SERÁS MÍA HASTA LA MUERTE

El tufillo patriarcal que tiene Rajoy estos días se le nota a la legua. También se le nota al rey que tienen los españoles y a muchos más que se oponen con vehemencia a que la independencia de Cataluña sea un asunto que discuta públicamente y que pueda ser objeto de referendo.

Regalarle al gobierno de Mariano Rajoy la legitimidad para aplastar el movimiento independentista en Cataluña equivale a regalarle la legitimidad a todos los órdenes patriarcales, y matriarcales también, donde hay cosas de las que no se puede hablar ni decisiones que se puedan tomar para cambiarles el rumbo.

El tufillo patriarcal que tiene Rajoy estos días se le nota a la legua. También se le nota al rey que tienen los españoles y a muchos más que se oponen con vehemencia a que la independencia de Cataluña sea un asunto que discuta públicamente y que pueda ser objeto de referendo. “¿Por qué quieren destruir España?” La misma cosa, con tono dramático, dice la pareja que no quiere el divorcio: "¿Por qué quieres destruir nuestra familia?". No es un asunto de destrucción sino de cambio. Hay gente que no quiere vivir más con su cónyuge y acude al divorcio, gracias al hecho de que el matrimonio ya no es más un vínculo indisoluble. Personas progresistas, que no dudarían un segundo en defender el derecho de cualquiera a divorciarse, se echan para atrás, sin embargo, cuando se trata de los vínculos nacionales. Yo no encuentro su postura defendible justamente porque evoca la arbitrariedad de los que atreven a decirle a su pareja sin empacho alguno, “Te quedas conmigo porque yo lo digo.”

Lo dicho hasta ahora depende, desde luego, de que prospere la analogía entre los vínculos personales y los vínculos nacionales que aquí he propuesto.

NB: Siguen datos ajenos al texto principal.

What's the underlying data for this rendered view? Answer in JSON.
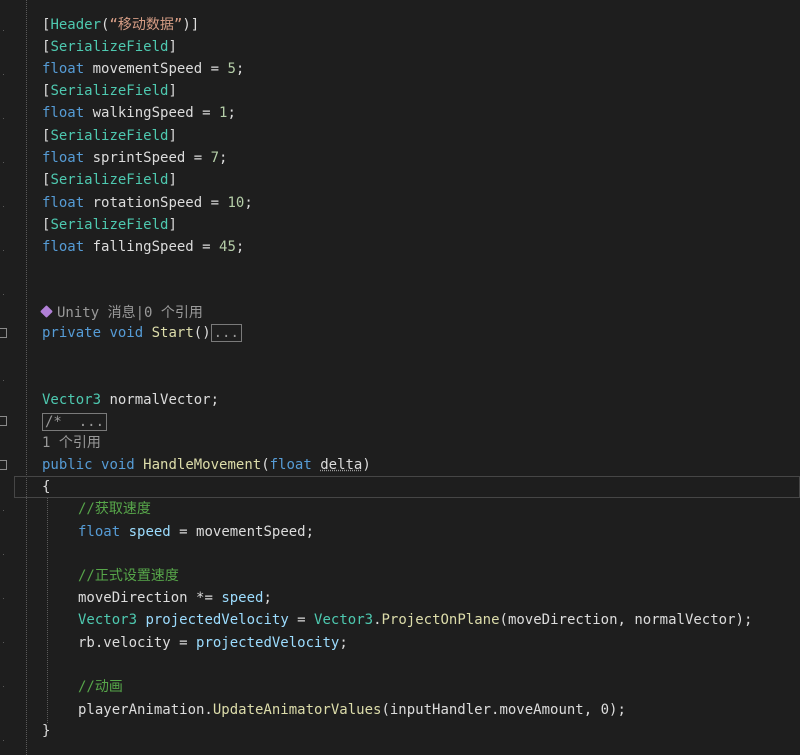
{
  "code": {
    "header_open": "[",
    "header_attr": "Header",
    "header_paren_open": "(",
    "header_string": "“移动数据”",
    "header_paren_close": ")",
    "header_close": "]",
    "serialize_field": "SerializeField",
    "float_kw": "float",
    "fields": [
      {
        "name": " movementSpeed = ",
        "value": "5"
      },
      {
        "name": " walkingSpeed = ",
        "value": "1"
      },
      {
        "name": " sprintSpeed = ",
        "value": "7"
      },
      {
        "name": " rotationSpeed = ",
        "value": "10"
      },
      {
        "name": " fallingSpeed = ",
        "value": "45"
      }
    ],
    "semicolon": ";",
    "start_lens": "Unity 消息|0 个引用",
    "private_kw": "private",
    "void_kw": "void",
    "start_fn": "Start",
    "start_parens": "()",
    "collapsed_ellipsis": "...",
    "vector3_type": "Vector3",
    "normal_vector_decl": " normalVector;",
    "collapsed_comment": "/*  ...",
    "handle_lens": "1 个引用",
    "public_kw": "public",
    "handle_fn": "HandleMovement",
    "handle_param_open": "(",
    "handle_param_type": "float",
    "handle_param_name": "delta",
    "handle_param_close": ")",
    "open_brace": "{",
    "close_brace": "}",
    "comment_get_speed": "//获取速度",
    "speed_var": "speed",
    "speed_assign_rest": " = movementSpeed;",
    "comment_set_speed": "//正式设置速度",
    "move_dir": "moveDirection ",
    "mul_assign": "*=",
    "projected_var": "projectedVelocity",
    "project_call": "ProjectOnPlane",
    "project_args": "(moveDirection, normalVector);",
    "rb_velocity": "rb.velocity = ",
    "comment_anim": "//动画",
    "player_anim": "playerAnimation.",
    "update_fn": "UpdateAnimatorValues",
    "update_args": "(inputHandler.moveAmount, 0);"
  }
}
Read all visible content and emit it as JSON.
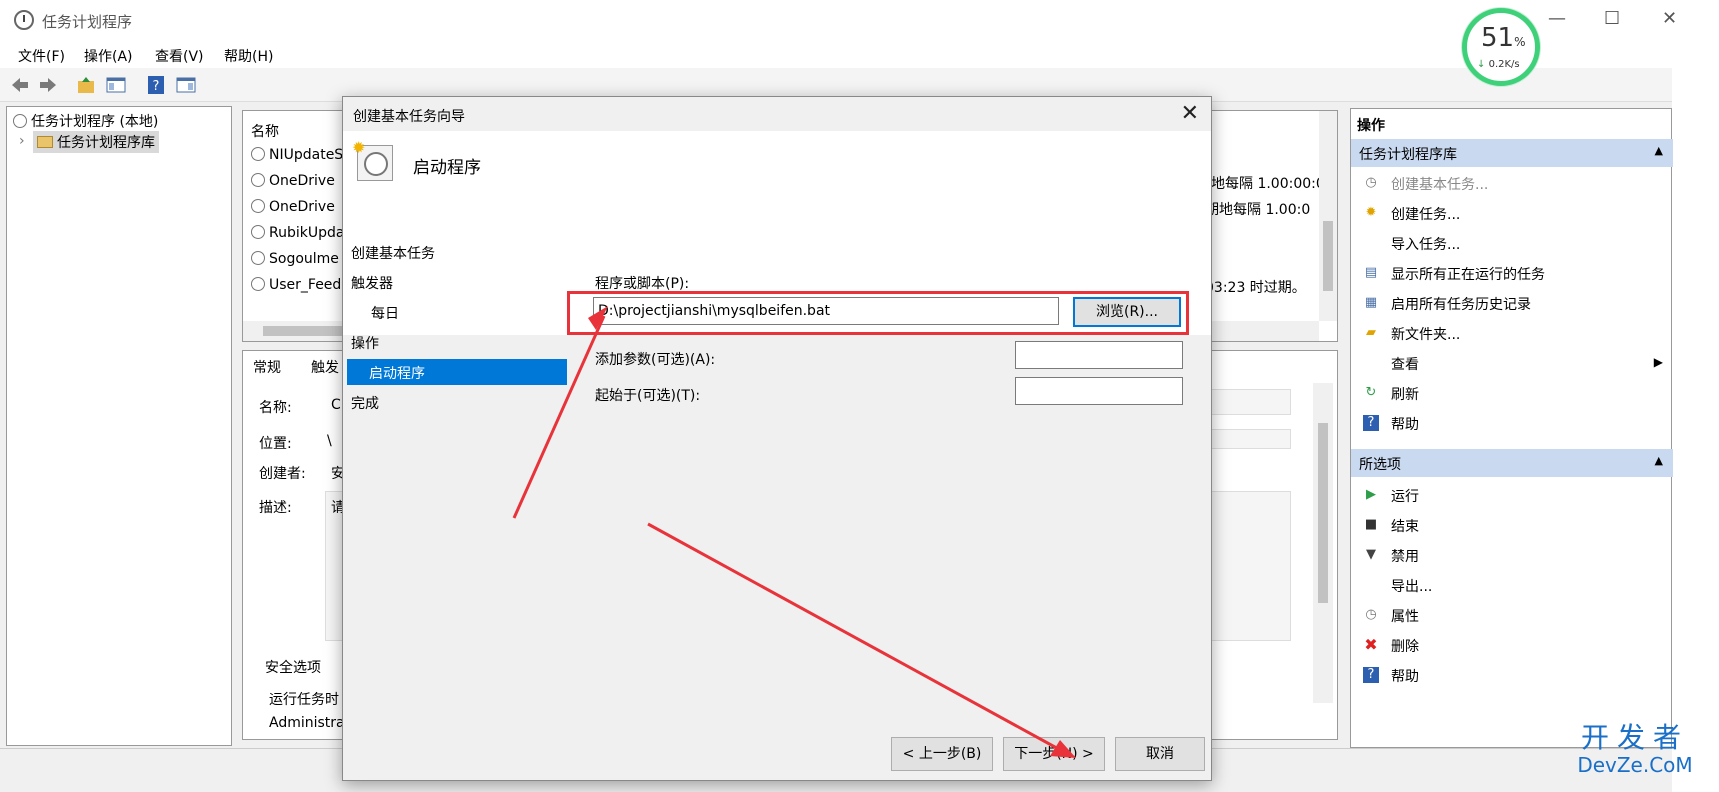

Por tanto, teniendo la carga de la prueba, quisiera mostrar porqué esta analogía es razonable.

De acuerdo con una afortunada descripción, las sociedades modernas se caracterizan por el paso del estatus al contrato, esto es, por la superación de lealtades fijadas de antemano en favor de compromisos libremente adquiridos por cada individuo. Las constituciones modernas pueden leerse en esta clave. La primera libertad es la libertad de consciencia: nadie puede ser obligado a profesar una religión en la que no cree. De ahí en adelante, como en círculos cuyo radio se amplía cada vez más, la libertad individual abarca ámbitos de decisión tales como la familia, las asociaciones civiles de toda índole y los partidos políticos. Uno tiene libertad para escoger con quien se casa, con quien se reúne, con quien se asocia y con quien se junta para influir en la toma de decisiones políticas. ¿Por qué habría de detenerse esta libertad a las puertas de la nación? ¿Acaso es esta una entidad sagrada?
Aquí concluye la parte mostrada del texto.